The Red Hat story was not made up by me; I quoted a first-rate parliamentary source
Posted Aug 27, 2010 17:14 UTC (Fri) by
FlorianMueller (guest, #32048)
In reply to:
The Red Hat story was not made up by me; I quoted a first-rate parliamentary source by mjw
Parent article:
A very grumpy editor's thoughts on Oracle
Lets just agree not the agree.
That would be no problem if we were talking about an opinion or prediction, but here we're talking about a well-documented fact, against which you hold unspecific denial.
I will keep believing I read and understand perfectly well what you are implying with that story that has you as only reference.

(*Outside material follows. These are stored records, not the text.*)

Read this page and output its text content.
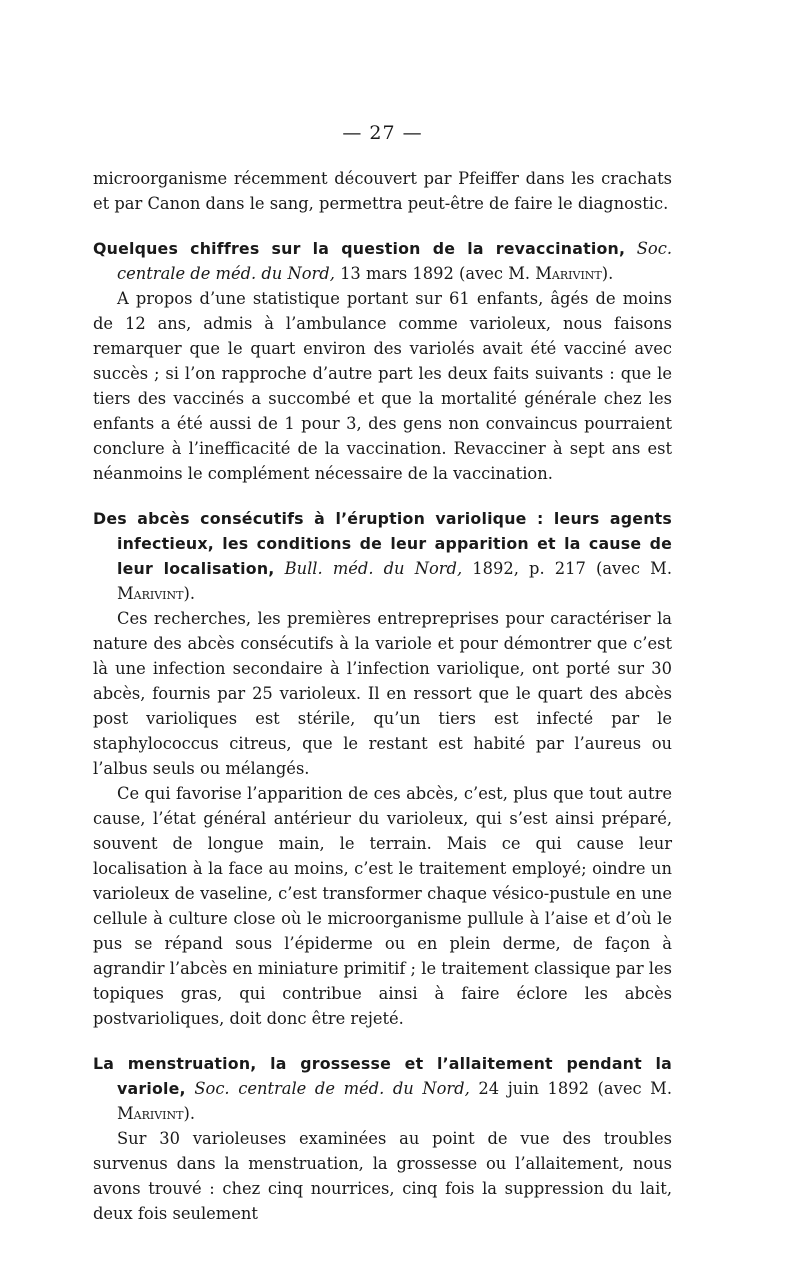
— 27 —

microorganisme récemment découvert par Pfeiffer dans les crachats et par Canon dans le sang, permettra peut-être de faire le diagnostic.

Quelques chiffres sur la question de la revaccination, Soc. centrale de méd. du Nord, 13 mars 1892 (avec M. Marivint).

A propos d’une statistique portant sur 61 enfants, âgés de moins de 12 ans, admis à l’ambulance comme varioleux, nous faisons remarquer que le quart environ des variolés avait été vacciné avec succès ; si l’on rapproche d’autre part les deux faits suivants : que le tiers des vaccinés a succombé et que la mortalité générale chez les enfants a été aussi de 1 pour 3, des gens non convaincus pourraient conclure à l’inefficacité de la vaccination. Revacciner à sept ans est néanmoins le complément nécessaire de la vaccination.

Des abcès consécutifs à l’éruption variolique : leurs agents infectieux, les conditions de leur apparition et la cause de leur localisation, Bull. méd. du Nord, 1892, p. 217 (avec M. Marivint).

Ces recherches, les premières entrepreprises pour caractériser la nature des abcès consécutifs à la variole et pour démontrer que c’est là une infection secondaire à l’infection variolique, ont porté sur 30 abcès, fournis par 25 varioleux. Il en ressort que le quart des abcès post varioliques est stérile, qu’un tiers est infecté par le staphylococcus citreus, que le restant est habité par l’aureus ou l’albus seuls ou mélangés.

Ce qui favorise l’apparition de ces abcès, c’est, plus que tout autre cause, l’état général antérieur du varioleux, qui s’est ainsi préparé, souvent de longue main, le terrain. Mais ce qui cause leur localisation à la face au moins, c’est le traitement employé; oindre un varioleux de vaseline, c’est transformer chaque vésico-pustule en une cellule à culture close où le microorganisme pullule à l’aise et d’où le pus se répand sous l’épiderme ou en plein derme, de façon à agrandir l’abcès en miniature primitif ; le traitement classique par les topiques gras, qui contribue ainsi à faire éclore les abcès postvarioliques, doit donc être rejeté.

La menstruation, la grossesse et l’allaitement pendant la variole, Soc. centrale de méd. du Nord, 24 juin 1892 (avec M. Marivint).

Sur 30 varioleuses examinées au point de vue des troubles survenus dans la menstruation, la grossesse ou l’allaitement, nous avons trouvé : chez cinq nourrices, cinq fois la suppression du lait, deux fois seulement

No. Let me provide the link again.
I referred in that blog posting to an email on which an entire FFII (anti-software-patent activist) mailing list was copied. At the time, the thing was also discussed here on LWN, by the way, but at any rate, it was published on my blog at the time and no one ever denied the authenticity of the email.
That blog posting said: But [EMAIL PROTECTED] is a key mailing list of European anti-software patent activists, and dozens of people received that email directly. No one will seriously question its authenticity.

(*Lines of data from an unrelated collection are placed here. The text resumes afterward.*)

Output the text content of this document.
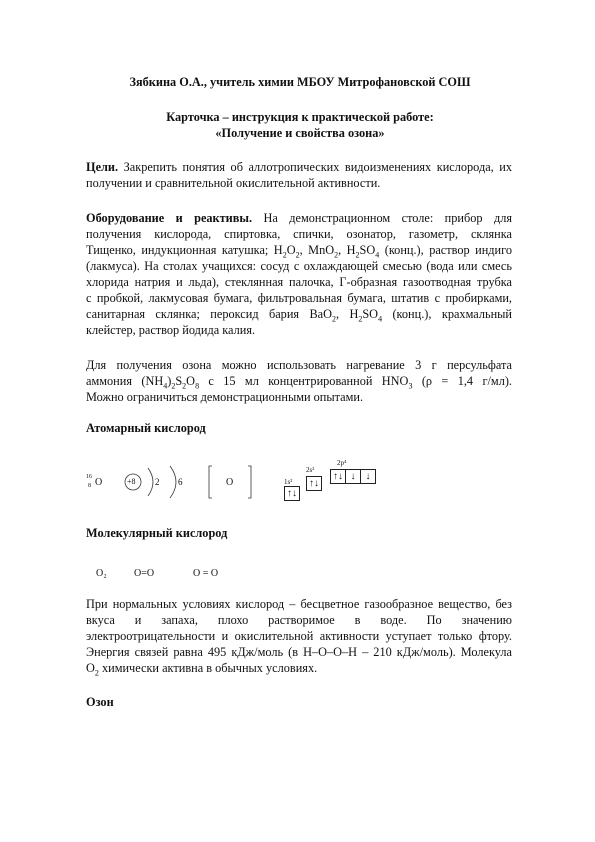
Зябкина О.А., учитель химии МБОУ Митрофановской СОШ
Карточка – инструкция к практической работе:
«Получение и свойства озона»
Цели. Закрепить понятия об аллотропических видоизменениях кислорода, их
получении и сравнительной окислительной активности.
Оборудование и реактивы. На демонстрационном столе: прибор для
получения кислорода, спиртовка, спички, озонатор, газометр, склянка
Тищенко, индукционная катушка; $H_2O_2$, MnO$_2$, $H_2SO_4$ (конц.), раствор индиго
(лакмуса). На столах учащихся: сосуд с охлаждающей смесью (вода или смесь
хлорида натрия и льда), стеклянная палочка, Г-образная газоотводная трубка
с пробкой, лакмусовая бумага, фильтровальная бумага, штатив с пробирками,
санитарная склянка; пероксид бария BaO$_2$, $H_2SO_4$ (конц.), крахмальный
клейстер, раствор йодида калия.
Для получения озона можно использовать нагревание 3 г персульфата
аммония $(NH_4)_2S_2O_8$ с 15 мл концентрированной $HNO_3$ (ρ = 1,4 г/мл).
Можно ограничиться демонстрационными опытами.
Атомарный кислород
16
8 O	+8 2 6	O
2p⁴
2s²
1s²	↑↓ ↓	↓
↑↓
↑↓
Молекулярный кислород
O₂	O=O	O = O
При нормальных условиях кислород – бесцветное газообразное вещество, без
вкуса и запаха, плохо растворимое в воде. По значению
электроотрицательности и окислительной активности уступает только фтору.
Энергия связей равна 495 кДж/моль (в H–O–O–H – 210 кДж/моль). Молекула
$O_2$ химически активна в обычных условиях.
Озон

There can be no reasonable doubt about the authenticity of that email since plenty of FFII people who were on that list also followed that blog of mine. If you were subscribed to a mailing list and someone publishes something and claims it was sent to the list, you would also be able to verify whether that's true.
And that is contrary to any other story about Red Hat's involvement in stopping software patents in Europe.

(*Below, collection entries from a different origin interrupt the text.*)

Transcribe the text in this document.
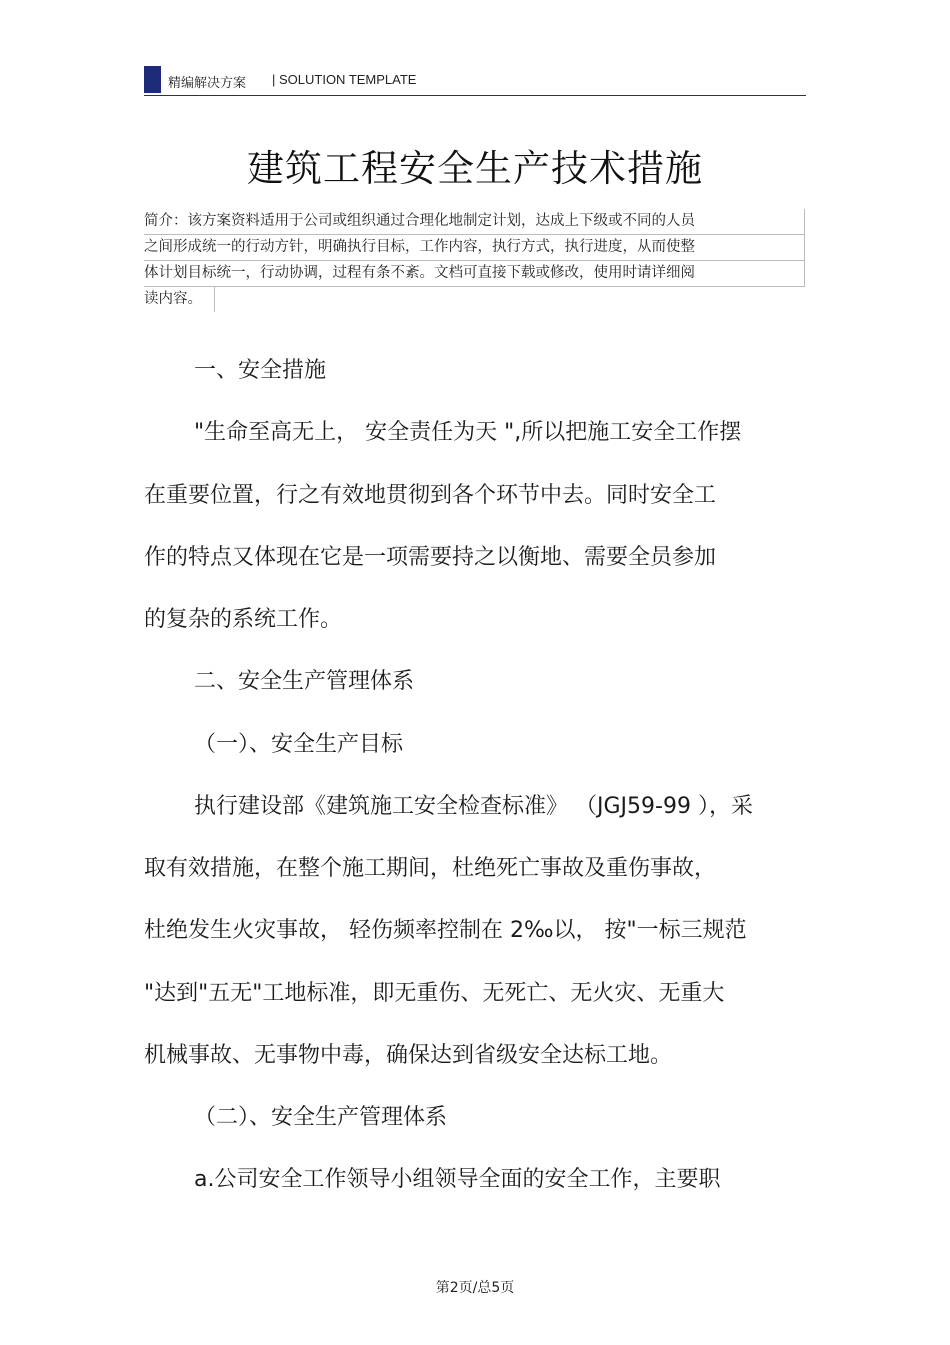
精编解决方案 | SOLUTION TEMPLATE
建筑工程安全生产技术措施
简介：该方案资料适用于公司或组织通过合理化地制定计划，达成上下级或不同的人员
之间形成统一的行动方针，明确执行目标，工作内容，执行方式，执行进度，从而使整
体计划目标统一，行动协调，过程有条不紊。文档可直接下载或修改，使用时请详细阅
读内容。
一、安全措施
"生命至高无上， 安全责任为天 ",所以把施工安全工作摆
在重要位置，行之有效地贯彻到各个环节中去。同时安全工
作的特点又体现在它是一项需要持之以衡地、需要全员参加
的复杂的系统工作。
二、安全生产管理体系
（一）、安全生产目标
执行建设部《建筑施工安全检查标准》 （JGJ59-99 ），采
取有效措施，在整个施工期间，杜绝死亡事故及重伤事故，
杜绝发生火灾事故， 轻伤频率控制在 2‰以， 按"一标三规范
"达到"五无"工地标准，即无重伤、无死亡、无火灾、无重大
机械事故、无事物中毒，确保达到省级安全达标工地。
（二）、安全生产管理体系
a.公司安全工作领导小组领导全面的安全工作，主要职
第2页/总5页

Which "other story"? There was only one Red Hat employee at the time who was personally 100% committed to the cause: Alan Cox, former Linux kernel maintainer, no longer at Red Hat.
If you look at the email, whose authenticity is beyond any reasonable doubt, you can see that Red Hat showed up there in the office of a Member of the European Parliament together with IBM (patent bully, patent aggressor, cynical beyond belief in its Bilski brief about impact of patents on FOSS), Google (pro-patent) and Sun, which used to be pro-patent and used patents as a key revenue source (about a billion dollars from Microsoft etc.). Just that combination makes it pretty clear where that Red Hat guy stood.